The whole \sphinxstepexplicit from #8832 has some core flaw anyhow. A fix to this issue will have to be incorporated as one aspect of the renewed thinking needed to fix #10188. This will probably entail changes both in latex.py and in sphinxpackagefootnote.sty latex code.

tk0miya commented 2 years ago

I fixed it myself by monkey-patching visit_start_of_file to issue \sphinxstepscope.

Looks good. The start_of_file nodes are visited before each item in toctree. So it's a good timing to increase the scope counter.

jfbu commented 2 years ago

I fixed it myself by monkey-patching visit_start_of_file to issue \sphinxstepscope.

Looks good. The start_of_file nodes are visited before each item in toctree. So it's a good timing to increase the scope counter.

@tk0miya Ok, I will incorporate this to fix of #10188. I am expecting to drop entirely the business with sphinxexplicit. And this will go with dropping the recently added referred attribute, which will not be needed.

But there will be a change in our Sphinx LaTeX mark-up for \sphinxfootnotemark, i.e. sphinxpackagefootnote.sty will be modified to diverge from current behaviour inherited from LaTeX original \footnotemark. Ours will get as additional argument the refid. This is needed to be able to robustly construct working hyperlinks. And in so doing I will add structure to the sphinxpackagefootnote.sty footnotetext (and footnote) environments which will allow to robustly know if footnote mark and footnote are on same or diverging pages.

I started looking into this and I observe that footnotetext node have lostbackrefs attribute.

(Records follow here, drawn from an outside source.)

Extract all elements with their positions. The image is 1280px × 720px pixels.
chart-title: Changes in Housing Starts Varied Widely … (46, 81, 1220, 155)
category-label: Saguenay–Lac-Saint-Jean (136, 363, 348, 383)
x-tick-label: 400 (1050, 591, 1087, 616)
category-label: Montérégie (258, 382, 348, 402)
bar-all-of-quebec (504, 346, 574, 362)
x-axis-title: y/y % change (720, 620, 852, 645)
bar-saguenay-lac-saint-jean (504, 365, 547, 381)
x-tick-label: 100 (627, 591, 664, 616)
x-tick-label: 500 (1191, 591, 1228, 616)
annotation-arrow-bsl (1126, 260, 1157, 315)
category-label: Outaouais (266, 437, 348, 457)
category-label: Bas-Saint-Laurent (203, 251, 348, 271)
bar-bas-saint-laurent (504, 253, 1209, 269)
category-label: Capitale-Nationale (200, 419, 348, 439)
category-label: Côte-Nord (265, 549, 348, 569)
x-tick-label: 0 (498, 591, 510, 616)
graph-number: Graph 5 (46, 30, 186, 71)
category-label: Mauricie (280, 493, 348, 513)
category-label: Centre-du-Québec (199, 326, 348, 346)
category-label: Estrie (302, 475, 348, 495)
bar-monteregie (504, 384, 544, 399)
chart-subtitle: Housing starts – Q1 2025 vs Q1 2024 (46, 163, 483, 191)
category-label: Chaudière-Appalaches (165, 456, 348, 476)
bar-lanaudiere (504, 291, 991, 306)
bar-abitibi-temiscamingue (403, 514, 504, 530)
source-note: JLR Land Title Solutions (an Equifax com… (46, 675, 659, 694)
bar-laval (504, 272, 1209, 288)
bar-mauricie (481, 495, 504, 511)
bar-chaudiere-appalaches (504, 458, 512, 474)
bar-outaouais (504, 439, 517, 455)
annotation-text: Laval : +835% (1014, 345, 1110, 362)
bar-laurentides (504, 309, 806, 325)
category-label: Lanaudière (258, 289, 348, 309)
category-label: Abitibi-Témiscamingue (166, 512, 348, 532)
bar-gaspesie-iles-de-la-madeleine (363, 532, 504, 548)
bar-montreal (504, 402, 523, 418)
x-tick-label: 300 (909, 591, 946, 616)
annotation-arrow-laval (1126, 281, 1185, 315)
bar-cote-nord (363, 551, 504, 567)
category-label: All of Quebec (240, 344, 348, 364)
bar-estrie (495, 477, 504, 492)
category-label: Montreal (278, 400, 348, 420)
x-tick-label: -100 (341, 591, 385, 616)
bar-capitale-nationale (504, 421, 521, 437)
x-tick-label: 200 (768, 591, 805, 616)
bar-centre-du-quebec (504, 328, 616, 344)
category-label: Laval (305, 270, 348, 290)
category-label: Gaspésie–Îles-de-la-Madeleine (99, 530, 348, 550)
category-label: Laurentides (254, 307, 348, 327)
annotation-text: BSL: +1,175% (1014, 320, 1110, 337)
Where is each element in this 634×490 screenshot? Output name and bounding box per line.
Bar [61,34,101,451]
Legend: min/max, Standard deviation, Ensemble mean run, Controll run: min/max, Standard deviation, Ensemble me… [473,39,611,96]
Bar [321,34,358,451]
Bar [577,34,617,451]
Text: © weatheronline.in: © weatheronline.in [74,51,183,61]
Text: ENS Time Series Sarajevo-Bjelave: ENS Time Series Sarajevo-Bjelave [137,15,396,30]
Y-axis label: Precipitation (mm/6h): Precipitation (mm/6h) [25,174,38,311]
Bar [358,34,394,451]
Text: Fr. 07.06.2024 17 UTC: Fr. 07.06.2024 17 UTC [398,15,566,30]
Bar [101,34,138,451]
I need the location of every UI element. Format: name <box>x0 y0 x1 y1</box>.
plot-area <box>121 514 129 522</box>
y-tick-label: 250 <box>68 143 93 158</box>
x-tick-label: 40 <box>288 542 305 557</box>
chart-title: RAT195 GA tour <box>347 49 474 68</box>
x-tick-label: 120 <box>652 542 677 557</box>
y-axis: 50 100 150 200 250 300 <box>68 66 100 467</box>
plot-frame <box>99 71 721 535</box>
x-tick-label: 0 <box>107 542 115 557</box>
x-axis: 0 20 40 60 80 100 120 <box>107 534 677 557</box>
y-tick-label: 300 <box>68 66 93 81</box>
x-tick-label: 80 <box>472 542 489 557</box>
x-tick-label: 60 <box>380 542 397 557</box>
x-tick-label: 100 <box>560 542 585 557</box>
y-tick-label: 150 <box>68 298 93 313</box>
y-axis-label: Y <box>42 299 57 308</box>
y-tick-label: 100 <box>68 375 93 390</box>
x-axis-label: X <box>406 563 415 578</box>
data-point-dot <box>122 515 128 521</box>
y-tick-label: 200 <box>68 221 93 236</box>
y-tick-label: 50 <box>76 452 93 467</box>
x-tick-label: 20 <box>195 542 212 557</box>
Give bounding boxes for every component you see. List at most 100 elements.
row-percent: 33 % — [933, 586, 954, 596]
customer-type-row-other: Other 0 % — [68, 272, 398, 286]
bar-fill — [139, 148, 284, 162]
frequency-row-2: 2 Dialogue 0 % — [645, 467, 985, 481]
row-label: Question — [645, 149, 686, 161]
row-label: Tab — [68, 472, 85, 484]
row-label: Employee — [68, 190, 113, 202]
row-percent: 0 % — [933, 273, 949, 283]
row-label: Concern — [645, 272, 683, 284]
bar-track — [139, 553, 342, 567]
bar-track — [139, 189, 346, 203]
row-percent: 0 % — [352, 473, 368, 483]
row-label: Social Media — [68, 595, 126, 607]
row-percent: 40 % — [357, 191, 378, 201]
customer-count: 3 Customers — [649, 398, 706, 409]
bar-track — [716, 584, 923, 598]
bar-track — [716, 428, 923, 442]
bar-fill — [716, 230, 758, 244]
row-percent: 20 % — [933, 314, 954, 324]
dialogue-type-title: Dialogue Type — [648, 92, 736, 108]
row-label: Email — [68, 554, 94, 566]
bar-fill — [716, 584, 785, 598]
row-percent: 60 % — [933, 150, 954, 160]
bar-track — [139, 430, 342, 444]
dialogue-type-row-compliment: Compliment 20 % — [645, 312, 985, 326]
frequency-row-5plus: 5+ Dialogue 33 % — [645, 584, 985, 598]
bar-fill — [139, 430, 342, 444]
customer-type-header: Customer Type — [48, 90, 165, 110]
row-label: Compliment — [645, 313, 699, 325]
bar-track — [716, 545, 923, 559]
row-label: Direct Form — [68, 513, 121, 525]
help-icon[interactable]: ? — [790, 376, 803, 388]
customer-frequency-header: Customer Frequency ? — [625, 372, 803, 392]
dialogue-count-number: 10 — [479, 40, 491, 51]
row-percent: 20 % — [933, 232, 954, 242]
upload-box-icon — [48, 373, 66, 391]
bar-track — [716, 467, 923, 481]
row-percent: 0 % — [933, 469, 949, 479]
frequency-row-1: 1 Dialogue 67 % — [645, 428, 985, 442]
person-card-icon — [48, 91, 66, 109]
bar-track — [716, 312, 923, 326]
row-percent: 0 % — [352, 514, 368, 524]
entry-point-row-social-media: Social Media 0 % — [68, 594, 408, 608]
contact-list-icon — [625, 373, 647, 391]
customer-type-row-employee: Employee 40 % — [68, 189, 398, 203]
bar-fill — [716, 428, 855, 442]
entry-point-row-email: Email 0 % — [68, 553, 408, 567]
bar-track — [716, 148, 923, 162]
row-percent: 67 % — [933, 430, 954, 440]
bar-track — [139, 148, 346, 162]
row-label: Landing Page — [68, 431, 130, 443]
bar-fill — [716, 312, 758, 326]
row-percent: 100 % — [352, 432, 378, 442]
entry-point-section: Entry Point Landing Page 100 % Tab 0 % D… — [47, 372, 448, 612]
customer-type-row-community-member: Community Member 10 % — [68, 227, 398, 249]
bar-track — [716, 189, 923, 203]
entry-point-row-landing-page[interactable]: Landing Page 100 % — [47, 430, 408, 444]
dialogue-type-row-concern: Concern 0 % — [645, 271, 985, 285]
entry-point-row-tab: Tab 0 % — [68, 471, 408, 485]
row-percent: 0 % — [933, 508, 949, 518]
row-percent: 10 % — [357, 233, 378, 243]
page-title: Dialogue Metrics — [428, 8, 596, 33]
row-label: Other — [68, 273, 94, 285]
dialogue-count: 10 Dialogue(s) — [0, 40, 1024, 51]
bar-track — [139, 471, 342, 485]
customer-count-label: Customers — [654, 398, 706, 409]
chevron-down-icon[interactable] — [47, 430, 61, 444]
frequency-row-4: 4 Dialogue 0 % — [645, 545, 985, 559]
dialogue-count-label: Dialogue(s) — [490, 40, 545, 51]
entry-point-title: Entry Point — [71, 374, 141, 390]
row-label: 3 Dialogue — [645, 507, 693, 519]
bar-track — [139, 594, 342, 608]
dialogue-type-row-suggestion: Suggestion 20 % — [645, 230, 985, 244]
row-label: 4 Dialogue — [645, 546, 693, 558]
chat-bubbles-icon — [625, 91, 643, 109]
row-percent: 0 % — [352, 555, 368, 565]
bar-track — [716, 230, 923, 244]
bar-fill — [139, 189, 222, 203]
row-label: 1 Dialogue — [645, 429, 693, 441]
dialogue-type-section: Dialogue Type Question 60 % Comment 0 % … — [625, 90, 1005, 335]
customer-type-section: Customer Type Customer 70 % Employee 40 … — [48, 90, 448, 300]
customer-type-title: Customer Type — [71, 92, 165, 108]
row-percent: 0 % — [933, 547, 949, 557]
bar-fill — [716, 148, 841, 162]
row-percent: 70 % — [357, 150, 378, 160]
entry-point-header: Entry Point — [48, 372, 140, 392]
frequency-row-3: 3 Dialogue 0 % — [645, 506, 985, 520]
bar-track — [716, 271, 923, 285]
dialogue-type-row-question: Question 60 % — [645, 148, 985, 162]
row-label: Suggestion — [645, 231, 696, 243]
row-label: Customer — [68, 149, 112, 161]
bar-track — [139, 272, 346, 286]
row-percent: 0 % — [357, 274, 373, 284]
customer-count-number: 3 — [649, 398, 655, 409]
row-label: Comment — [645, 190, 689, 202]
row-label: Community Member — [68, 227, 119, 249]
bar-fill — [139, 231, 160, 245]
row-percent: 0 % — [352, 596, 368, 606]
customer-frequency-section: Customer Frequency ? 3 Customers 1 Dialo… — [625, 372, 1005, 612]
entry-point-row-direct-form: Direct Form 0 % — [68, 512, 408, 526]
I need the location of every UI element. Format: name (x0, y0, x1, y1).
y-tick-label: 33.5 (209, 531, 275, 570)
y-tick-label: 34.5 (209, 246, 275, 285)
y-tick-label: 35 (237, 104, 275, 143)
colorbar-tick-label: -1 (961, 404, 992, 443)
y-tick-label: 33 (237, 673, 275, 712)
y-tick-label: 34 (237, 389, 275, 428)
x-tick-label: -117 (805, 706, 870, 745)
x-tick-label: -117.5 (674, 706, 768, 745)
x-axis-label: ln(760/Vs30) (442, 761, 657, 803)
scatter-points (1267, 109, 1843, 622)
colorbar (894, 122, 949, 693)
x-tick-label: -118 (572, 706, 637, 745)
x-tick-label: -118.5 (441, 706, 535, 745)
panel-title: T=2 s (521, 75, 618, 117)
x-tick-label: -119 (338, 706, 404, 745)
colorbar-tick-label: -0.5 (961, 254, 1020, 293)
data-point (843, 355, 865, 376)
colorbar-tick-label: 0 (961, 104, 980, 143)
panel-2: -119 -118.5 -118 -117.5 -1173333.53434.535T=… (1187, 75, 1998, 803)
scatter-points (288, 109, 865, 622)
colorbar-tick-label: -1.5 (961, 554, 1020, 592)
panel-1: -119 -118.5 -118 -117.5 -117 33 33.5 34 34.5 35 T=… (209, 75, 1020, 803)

Can you give me a pointer where I should modify the footnote transform to let footnotetext modes inherit backrefs attribute to the various footnotemark's referring it ? I don't need theses backrefs immediately I think, but in future it will be nice to implement them, as what I need to add for fixing current issues opens up possibility with little effort in future to support back references like currently done for html output.

The sphinxscope, with modification at each input file, is a simple numerical alternative to work with docname attributes which require processing to provide safe latex labels ; besides I see that footnotemark and footnotetext nodes have lost docname. WIth sphinxscope we can do without it.

tk0miya commented 2 years ago

I just posted #10190 to fix this. Please reject it if you'll post another work.

I started looking into this and I observe that footnotetext node have lostbackrefs attribute. Can you give me a pointer where I should modify the footnote transform to let footnotetext modes inherit backrefs attribute to the various footnotemark's referring it ?

You can do it by modifying FootnoteCollector in sphinx/builders/latex/transforms.py. It generates footnottext nodes from the original footnote_definition nodes (see unrestrict() and depart_table()).

The sphinxscope, with modification at each input file, is a simple numerical alternative to work with docname attributes which require processing to provide safe latex labels ; besides I see that footnotemark and footnotetext nodes have lost docname. WIth sphinxscope we can do without it.

I think putting \sphinxscope per each input file is the first step. It would be better to change the location of the scope to each file, each part, or each arbitrary sectioning unit (via some new configuration). I'm not sure the future work is related to the docname. But it's better to consider the plan, if possible.